The Insolvency Act has significantly strengthened the position of creditors in comparison with the former Bankruptcy and Composition Act. Nevertheless, the position of a creditor is fundamentally affected by its voting rights, by which it may influence countless decisions.
However, many disputed issues arise in practice, for example, whether a creditor with a contested claim or a creditor affiliated with a debtor may vote. In this context, the new rules regarding voting rights cannot be ignored.
New regulation of voting rights for disputed claims
Insolvency practitioners are faced with complicated issues, such as to what extent the voting rights of creditors with which this right is not automatically associated should be acknowledged. Up to adoption of the amendment, the courts had decided on the voting rights of creditors at creditor meetings, as a rule, without sufficient preparations. However, as we know from our experience, the court decisions were not always correct or, at a bare minimum, not convincingly justified.
The amendment to the Insolvency Act – that came into effect on 1 July 2017 – seeks to prevent a judge from making court decisions without being adequately prepared. Creditors who request acknowledgement of voting rights are now required to file a relevant petition by a seven-day deadline prior to the creditors’ meeting. However, this deadline does not end earlier than five days after publishing the list of lodged claims in the insolvency register. It must be possible to infer from the list to what extent a creditor may vote. The facts decisive for voting rights may be supplemented and evidence of their verification may be submitted to the insolvency court no later than two business days prior to the creditors’ meeting. Thus, creditors who would like to take advantage of their voting rights should carefully monitor the insolvency register.
New regulations for prohibited voting, especially for creditors affiliated with a debtor
The originally adopted concept of the Insolvency Act anticipated that, with the exception of the election of the creditors’ committee, no creditor was able to vote on its own matters or on matters of persons closely related to the creditor or persons who constitute a concern with the creditor (“creditor affiliated with a debtor”). However, from the standpoint of creditors affiliated with a debtor, a completely opposite approach was adopted from 1 January 2014: a creditor could vote in matters of persons affiliated with a debtor unless the law explicitly prohibited it. Nevertheless, this concept did not remain intact for very long. By 1 July 2017, the legislator introduced a wide range of relatively complicated rules.
The restrictions affect, in particular, creditors affiliated with a debtor.
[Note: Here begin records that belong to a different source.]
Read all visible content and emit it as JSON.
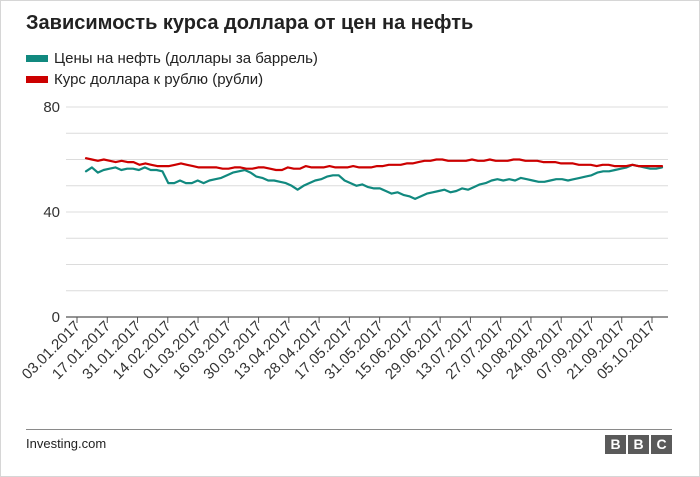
{
  "title": "Зависимость курса доллара от цен на нефть",
  "source": "Investing.com",
  "logo": [
    "B",
    "B",
    "C"
  ],
  "colors": {
    "oil": "#11897f",
    "usd": "#cc0000"
  },
  "chart_data": {
    "type": "line",
    "title": "Зависимость курса доллара от цен на нефть",
    "xlabel": "",
    "ylabel": "",
    "ylim": [
      0,
      80
    ],
    "yticks": [
      0,
      40,
      80
    ],
    "grid": true,
    "legend_position": "top-left",
    "xticks": [
      "03.01.2017",
      "17.01.2017",
      "31.01.2017",
      "14.02.2017",
      "01.03.2017",
      "16.03.2017",
      "30.03.2017",
      "13.04.2017",
      "28.04.2017",
      "17.05.2017",
      "31.05.2017",
      "15.06.2017",
      "29.06.2017",
      "13.07.2017",
      "27.07.2017",
      "10.08.2017",
      "24.08.2017",
      "07.09.2017",
      "21.09.2017",
      "05.10.2017"
    ],
    "series": [
      {
        "name": "Цены на нефть (доллары за баррель)",
        "color": "#11897f",
        "values": [
          55.5,
          57,
          55,
          56,
          56.5,
          57,
          56,
          56.5,
          56.5,
          56,
          57,
          56,
          56,
          55.5,
          51,
          51,
          52,
          51,
          51,
          52,
          51,
          52,
          52.5,
          53,
          54,
          55,
          55.5,
          56,
          55,
          53.5,
          53,
          52,
          52,
          51.5,
          51,
          50,
          48.5,
          50,
          51,
          52,
          52.5,
          53.5,
          54,
          54,
          52,
          51,
          50,
          50.5,
          49.5,
          49,
          49,
          48,
          47,
          47.5,
          46.5,
          46,
          45,
          46,
          47,
          47.5,
          48,
          48.5,
          47.5,
          48,
          49,
          48.5,
          49.5,
          50.5,
          51,
          52,
          52.5,
          52,
          52.5,
          52,
          53,
          52.5,
          52,
          51.5,
          51.5,
          52,
          52.5,
          52.5,
          52,
          52.5,
          53,
          53.5,
          54,
          55,
          55.5,
          55.5,
          56,
          56.5,
          57,
          58,
          57.5,
          57,
          56.5,
          56.5,
          57
        ]
      },
      {
        "name": "Курс доллара к рублю (рубли)",
        "color": "#cc0000",
        "values": [
          60.5,
          60,
          59.5,
          60,
          59.5,
          59,
          59.5,
          59,
          59,
          58,
          58.5,
          58,
          57.5,
          57.5,
          57.5,
          58,
          58.5,
          58,
          57.5,
          57,
          57,
          57,
          57,
          56.5,
          56.5,
          57,
          57,
          56.5,
          56.5,
          57,
          57,
          56.5,
          56,
          56,
          57,
          56.5,
          56.5,
          57.5,
          57,
          57,
          57,
          57.5,
          57,
          57,
          57,
          57.5,
          57,
          57,
          57,
          57.5,
          57.5,
          58,
          58,
          58,
          58.5,
          58.5,
          59,
          59.5,
          59.5,
          60,
          60,
          59.5,
          59.5,
          59.5,
          59.5,
          60,
          59.5,
          59.5,
          60,
          59.5,
          59.5,
          59.5,
          60,
          60,
          59.5,
          59.5,
          59.5,
          59,
          59,
          59,
          58.5,
          58.5,
          58.5,
          58,
          58,
          58,
          57.5,
          58,
          58,
          57.5,
          57.5,
          57.5,
          58,
          57.5,
          57.5,
          57.5,
          57.5,
          57.5
        ]
      }
    ]
  }
}
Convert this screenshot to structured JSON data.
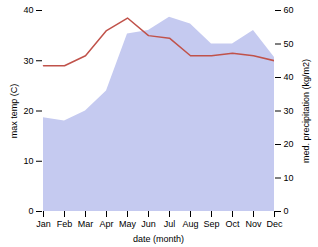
{
  "chart_data": {
    "type": "line",
    "categories": [
      "Jan",
      "Feb",
      "Mar",
      "Apr",
      "May",
      "Jun",
      "Jul",
      "Aug",
      "Sep",
      "Oct",
      "Nov",
      "Dec"
    ],
    "xlabel": "date (month)",
    "ylabel": "max temp (C)",
    "y2label": "med. precipitation (kg/m2)",
    "ylim": [
      0,
      40
    ],
    "yticks": [
      0,
      10,
      20,
      30,
      40
    ],
    "y2lim": [
      0,
      60
    ],
    "y2ticks": [
      0,
      10,
      20,
      30,
      40,
      50,
      60
    ],
    "grid": false,
    "series": [
      {
        "type": "area",
        "axis": "y2",
        "color": "#c5caf0",
        "values": [
          28,
          27,
          30,
          36,
          53,
          54,
          58,
          56,
          50,
          50,
          54,
          46
        ]
      },
      {
        "type": "line",
        "color": "#c0524a",
        "values": [
          29,
          29,
          31,
          36,
          38.5,
          35,
          34.5,
          31,
          31,
          31.5,
          31,
          30
        ]
      }
    ]
  }
}
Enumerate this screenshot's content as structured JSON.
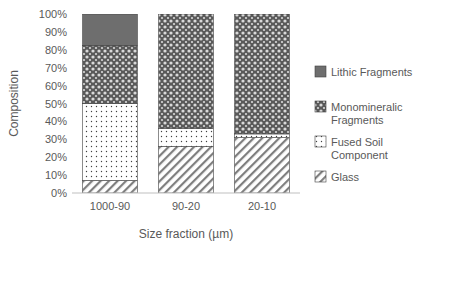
{
  "chart_data": {
    "type": "bar",
    "stacked": true,
    "grid": false,
    "legend": "right",
    "x_label": "Size fraction (µm)",
    "y_label": "Composition",
    "categories": [
      "1000-90",
      "90-20",
      "20-10"
    ],
    "series": [
      {
        "name": "Glass",
        "color": "#7f7f7f",
        "values": [
          7,
          26,
          31
        ]
      },
      {
        "name": "Fused Soil Component",
        "color": "#404040",
        "values": [
          43,
          10,
          2
        ]
      },
      {
        "name": "Monomineralic Fragments",
        "color": "#595959",
        "values": [
          32.5,
          64,
          67
        ]
      },
      {
        "name": "Lithic Fragments",
        "color": "#6e6e6e",
        "values": [
          17.5,
          0,
          0
        ]
      }
    ],
    "ylim": [
      0,
      100
    ],
    "yticks": [
      {
        "value": 0,
        "label": "0%"
      },
      {
        "value": 10,
        "label": "10%"
      },
      {
        "value": 20,
        "label": "20%"
      },
      {
        "value": 30,
        "label": "30%"
      },
      {
        "value": 40,
        "label": "40%"
      },
      {
        "value": 50,
        "label": "50%"
      },
      {
        "value": 60,
        "label": "60%"
      },
      {
        "value": 70,
        "label": "70%"
      },
      {
        "value": 80,
        "label": "80%"
      },
      {
        "value": 90,
        "label": "90%"
      },
      {
        "value": 100,
        "label": "100%"
      }
    ]
  }
}
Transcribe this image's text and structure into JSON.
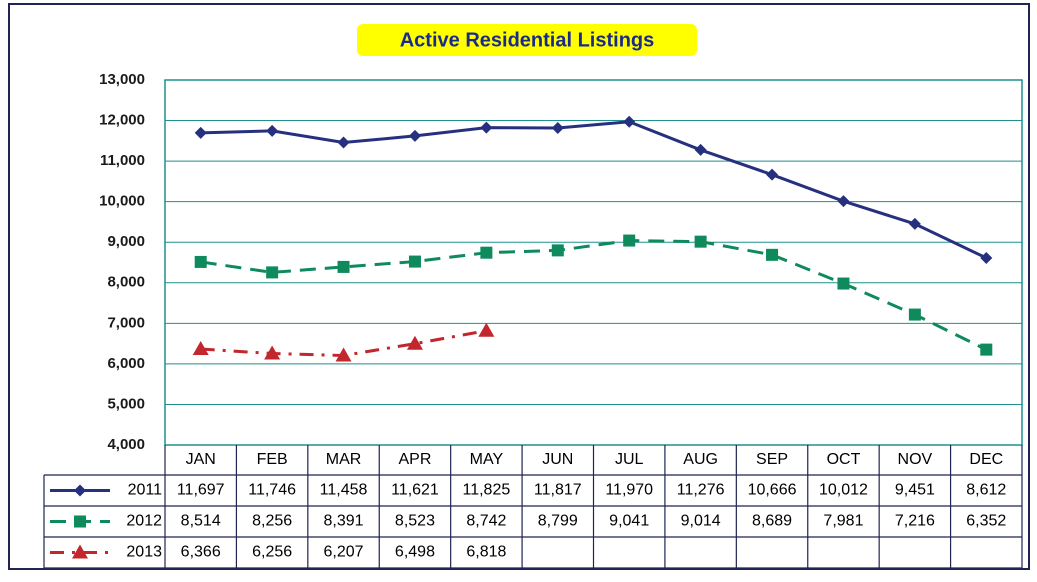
{
  "chart_data": {
    "type": "line",
    "title": "Active Residential Listings",
    "categories": [
      "JAN",
      "FEB",
      "MAR",
      "APR",
      "MAY",
      "JUN",
      "JUL",
      "AUG",
      "SEP",
      "OCT",
      "NOV",
      "DEC"
    ],
    "series": [
      {
        "name": "2011",
        "color": "#26307f",
        "marker": "diamond",
        "line_style": "solid",
        "values": [
          11697,
          11746,
          11458,
          11621,
          11825,
          11817,
          11970,
          11276,
          10666,
          10012,
          9451,
          8612
        ],
        "value_labels": [
          "11,697",
          "11,746",
          "11,458",
          "11,621",
          "11,825",
          "11,817",
          "11,970",
          "11,276",
          "10,666",
          "10,012",
          "9,451",
          "8,612"
        ]
      },
      {
        "name": "2012",
        "color": "#0e8a5c",
        "marker": "square",
        "line_style": "dash",
        "values": [
          8514,
          8256,
          8391,
          8523,
          8742,
          8799,
          9041,
          9014,
          8689,
          7981,
          7216,
          6352
        ],
        "value_labels": [
          "8,514",
          "8,256",
          "8,391",
          "8,523",
          "8,742",
          "8,799",
          "9,041",
          "9,014",
          "8,689",
          "7,981",
          "7,216",
          "6,352"
        ]
      },
      {
        "name": "2013",
        "color": "#c1272d",
        "marker": "triangle",
        "line_style": "dashdot",
        "values": [
          6366,
          6256,
          6207,
          6498,
          6818,
          null,
          null,
          null,
          null,
          null,
          null,
          null
        ],
        "value_labels": [
          "6,366",
          "6,256",
          "6,207",
          "6,498",
          "6,818",
          null,
          null,
          null,
          null,
          null,
          null,
          null
        ]
      }
    ],
    "ylim": [
      4000,
      13000
    ],
    "yticks": [
      {
        "value": 4000,
        "label": "4,000"
      },
      {
        "value": 5000,
        "label": "5,000"
      },
      {
        "value": 6000,
        "label": "6,000"
      },
      {
        "value": 7000,
        "label": "7,000"
      },
      {
        "value": 8000,
        "label": "8,000"
      },
      {
        "value": 9000,
        "label": "9,000"
      },
      {
        "value": 10000,
        "label": "10,000"
      },
      {
        "value": 11000,
        "label": "11,000"
      },
      {
        "value": 12000,
        "label": "12,000"
      },
      {
        "value": 13000,
        "label": "13,000"
      }
    ],
    "grid": true
  }
}
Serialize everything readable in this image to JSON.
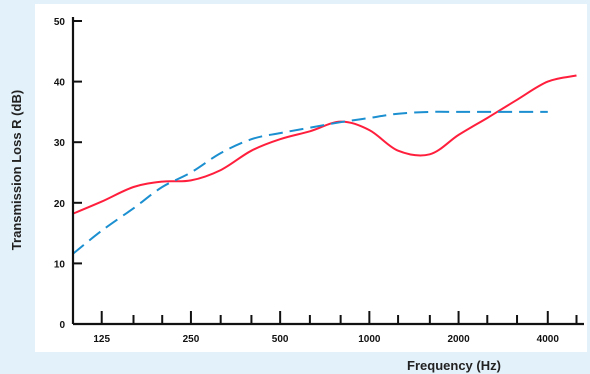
{
  "chart_data": {
    "type": "line",
    "xlabel": "Frequency (Hz)",
    "ylabel": "Transmission Loss R (dB)",
    "x_tick_labels": [
      "125",
      "250",
      "500",
      "1000",
      "2000",
      "4000"
    ],
    "y_tick_labels": [
      "0",
      "10",
      "20",
      "30",
      "40",
      "50"
    ],
    "y_ticks": [
      0,
      10,
      20,
      30,
      40,
      50
    ],
    "ylim": [
      0,
      50
    ],
    "x_scale": "log",
    "xlim": [
      100,
      5300
    ],
    "grid": false,
    "series": [
      {
        "style": "solid",
        "color": "#ff1f3d",
        "x": [
          100,
          125,
          160,
          200,
          250,
          315,
          400,
          500,
          630,
          800,
          1000,
          1250,
          1600,
          2000,
          2500,
          3150,
          4000,
          5000
        ],
        "y": [
          18.2,
          20.2,
          22.6,
          23.5,
          23.7,
          25.4,
          28.6,
          30.5,
          31.8,
          33.4,
          32.0,
          28.6,
          28.0,
          31.2,
          34.0,
          37.0,
          40.0,
          41.0
        ]
      },
      {
        "style": "dashed",
        "color": "#1b8fd0",
        "x": [
          100,
          125,
          160,
          200,
          250,
          315,
          400,
          500,
          630,
          800,
          1000,
          1250,
          1600,
          2000,
          2500,
          3150,
          4000
        ],
        "y": [
          11.6,
          15.4,
          19.1,
          22.6,
          25.0,
          28.2,
          30.5,
          31.5,
          32.4,
          33.3,
          34.0,
          34.7,
          35.0,
          35.0,
          35.0,
          35.0,
          35.0
        ]
      }
    ]
  }
}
These creditors will not be able to vote at creditor meetings at all, unless the law stipulates otherwise. An exception could be, in particular, a situation where the insolvency court decides on a petition under previously established terms.
In addition, the voting ban affects specific issues relating to conflicts of interest and to parties other than affiliated creditors. This especially involves voting where a creditor has voted on the acquisition of assets in its favour or in favour of persons who belong to the same group as the creditor.
Another new development is that a court may under strict terms decide on prohibiting voting based on a previously filed petition in relation to a specific issue and a specific creditor. This applies to cases where the law deprives a creditor of its voting right. Similarly, the insolvency court will, on the other hand, be able to acknowledge the voting right of a creditor in cases where a general ban applies. Hence, the insolvency courts acquire powerful instruments that will perhaps be sensibly used in practice.
Obligation to provide evidence of the real owner
A new obligation introduces a related change for creditors who have acquired a claim for a debtor during the last six months prior to commencing insolvency proceedings or after commencing proceedings. The obligation concerns the requirement to provide evidence of the real owner of an assigned claim with an affidavit attached to the lodged claim. Demonstrating the real owner should help disclose creditors affiliated with a debtor. Thus, the legislator attempts to prevent the deliberate transfer of claims to a seemingly neutral person in order to cope with conflicts of interest and voting bans.
Until the affidavit is provided, the creditor will not be able to exercise its voting rights. The insolvency trustee, in particular, will verify that the affidavit corresponds to reality. However, the other creditors will be able to provide to the trustee or the insolvency court information relating to any untruthful declarations.
The new obligation will apply only to legal entities and to claims over EUR 10,000. On the other hand, the obligation will not apply to certain cases established under the Act on Measures against the Legalisation of Proceeds from Criminal Activities and the Financing of Terrorism, which this amendment relies on with regard to this change.
However, experience shows that the discussed change, which could be avoided to a larger or smaller extent, will not help to achieve its objective.